The Monument to the Unknown Soldier (Паметник на Незнайния войн; in the past also known as the Monument to the Heroes and Monument to the Perished for the Fatherland), is a military monument situated at the Unknown Warrior Square in the town of Botevgrad, Bulgaria. It was inaugurated on 20 October 1929 in memory of the 39 officers and soldiers from Botevgrad who died in the First Balkan War, the Second Balkan War and World War I.

==History==
The monument was constructed with the help of the "Sursuvul" society of officers in reserve, the municipality and the citizens. The Town Committee for the Economic and Cultural Development of the City and the District, which had been established in 1928, had a great influence. The monument was officially inaugurated as the Monument to the Perished for the Fatherland. More than 20,000 people from the city and the neighboring villages were present at the opening ceremony.

Traditionally, the square in front of the monument is the site of the military parades on the Day of Saint George on 6 May, as well as festivities on the occasion of the Day of the National Enlighteners on 1 November and the Bulgarian Education and Culture and Slavonic Literature Day on 24 May. On 9 September 1944 a group organized by the National Committee of the Fatherland Front proclaimed there the communist coup and the change of political power in Bulgaria.

== Description ==
On the south side of the monument are inscribed the names of all 39 officers and soldiers who died in the three wars for national unification. First among them is the poet Stamen Panchev, who was posthumously promoted to lieutenant. Most of the officers were from the Romansky and Tsagarsky families. On the eastern, western, and northern sides of the pedestal are depicted household and military scenes.

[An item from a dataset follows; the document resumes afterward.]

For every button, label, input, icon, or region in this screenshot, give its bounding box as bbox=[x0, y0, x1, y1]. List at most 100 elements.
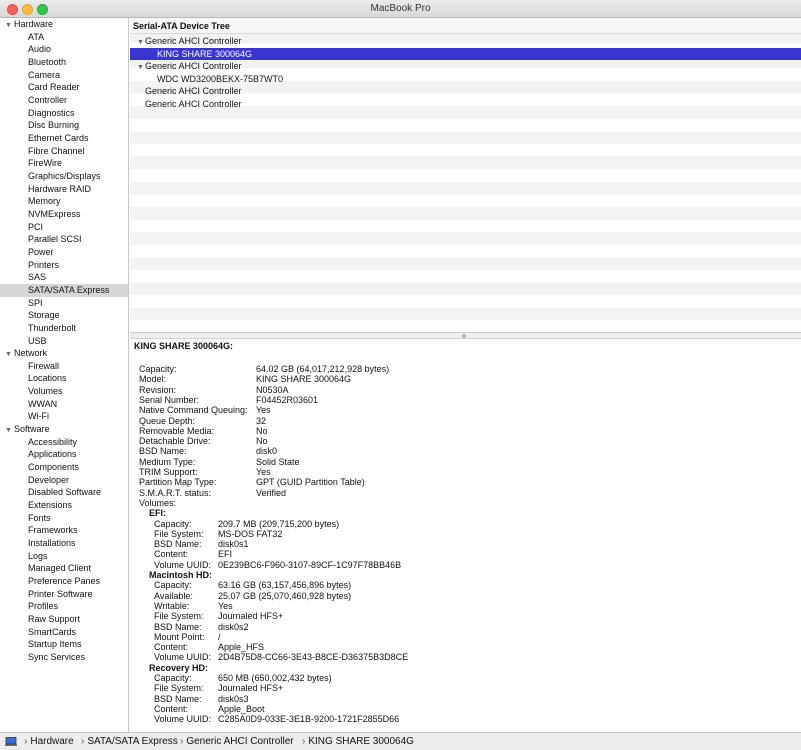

The statue represents a soldier in full military uniform with a rifle at his feet. The soldier looks southwest, to the Bulgarian lands in Thrace and Macedonia. As a prototype of the soldier's statue was used a photo of the subordinate Yordan Kurpanov. He had participated in the wars, returned disabled and died in 1924. The same photo was used to make the statue on the military monument in the town of Etropole. The soldier’s figure of the monument was cast of bronze in Rome.